The lines of descent of today's chimpanzees and humans may have split in Europe and not - as is often believed - in Africa, according to researchers at a German university.
What is more, this evolutionary step may have occurred a few hundred thousand years earlier than previously assumed, the researchers say.
The revolutionary theory was presented in the periodical "PLOS One" by a team of researchers led by Madelaine Böhme at the Tübingen-based Senckenberg Centre for Human Evolution and Paleoenvironment (HEP).
Dental root as evidence
The team headed by Böhme examined the only two existing specimens of the "Graecopithecus freybergi" hominid, nicknamed "El Graeco" by researchers.
The hominid species includes humans and their fossil ancestors as well as some of the great apes. The specimens concerned are a lower jaw found in Greece (above photo) and a tooth discovered in Bulgaria.
After detailed analyses, the research team concluded that Graecopithecus was a pre-human species hitherto unknown. For example, the dental roots were, for the most part, fused - a feature that is characteristic of humans and their extinct relatives. Great apes usually have separate dental roots.
"We were surprised by our results, as pre-humans were previously known only from sub-Saharan Africa," said Jochen Fuss, one of the researchers involved in the study.
After analyzing the sediments from which the fossils had been retrieved, the research team dated the lower jaw to 7.175 million years and the tooth to 7.24 million years ago. That makes the two specimens older than than the hitherto oldest known pre-human from Africa, Sahelanthropus, which is dated to about 6 to 7 million years ago.
East Africa or Europe?
The researchers have thus now concluded that the pre-human lineage split from chimpanzees may have occurred earlier, and not in Africa, but in the eastern Mediterranean region.
The "East Side Story," according to which pre-humans originated in Africa, was now called into question by the European "North Side Story," said Böhme during the presentation of the study's findings in Tübingen. "I now expect frantic reactions, I expect a lot of dissent," she said.
She intends to corroborate her theory, including with analyses of "El Graeco's" nourishment.

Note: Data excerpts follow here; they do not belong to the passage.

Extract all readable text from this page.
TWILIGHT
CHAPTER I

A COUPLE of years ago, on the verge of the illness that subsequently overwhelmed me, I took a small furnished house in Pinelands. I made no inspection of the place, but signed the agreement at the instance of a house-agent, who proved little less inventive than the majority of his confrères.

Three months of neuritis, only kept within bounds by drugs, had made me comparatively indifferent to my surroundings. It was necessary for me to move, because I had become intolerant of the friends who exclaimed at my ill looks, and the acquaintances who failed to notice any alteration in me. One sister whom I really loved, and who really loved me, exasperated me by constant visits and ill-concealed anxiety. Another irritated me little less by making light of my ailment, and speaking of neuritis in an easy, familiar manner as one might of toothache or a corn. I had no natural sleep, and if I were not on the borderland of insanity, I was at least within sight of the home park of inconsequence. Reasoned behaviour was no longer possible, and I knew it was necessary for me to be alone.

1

In addition, she plans to look for further clues pointing to the evolution of pre-humans beyond Africa - in Iran, Iraq and, possibly, Lebanon.
"The split of humankind's hominid ancestors from the great apes is badly documented," says Jean-Jacques Hublin, head of the Human Evolution department at the Leipzig-based Max-Planck-Institute for Evolutionary Anthropology, who is not involved with the study.
"This is not the first time that researchers have suggested the occurrence (of those ancestors) in southern Europe's extensive fossil record."
Desert storms as explanation
The research team led by Böhme has concluded that dramatic environmental changes triggered the lineage split. For a start, in the sediments at the fossil sites they found red, fine-grained silts that are a characteristic feature of desert dust. They believe that they originate from northern Africa.
Secondly, they found a high concentration of different salts. "For the first time, this data could provide evidence of a Sahara that expanded 7.2 million years ago and whose desert storms blew red, saline dusts up to the north coast of the then-Mediterranean," explained Böhme.
In Europe, too, climate changes had turned the landscape into an open savannah, the researchers surmise. They found traces of characteristic plants in the sediments, as well as indications of periodical fires.
"Taking everything into account, we can assemble the picture of a savannah. The fact that ancestors of today's giraffes, gazelles, antelopes and rhinos were found along with the Graecopithecus fossils supports that idea," explains the study's co-author, Nikolai Spassov, of the Bulgarian Academy of Sciences.
What the pre-humans looked like, and whether they already walked upright, was not known, said Böhme.
Judging from the jaw's size, the conclusion could be drawn that El Graeco weighed around 40 kilograms and had the size of a female chimpanzee of today, she said.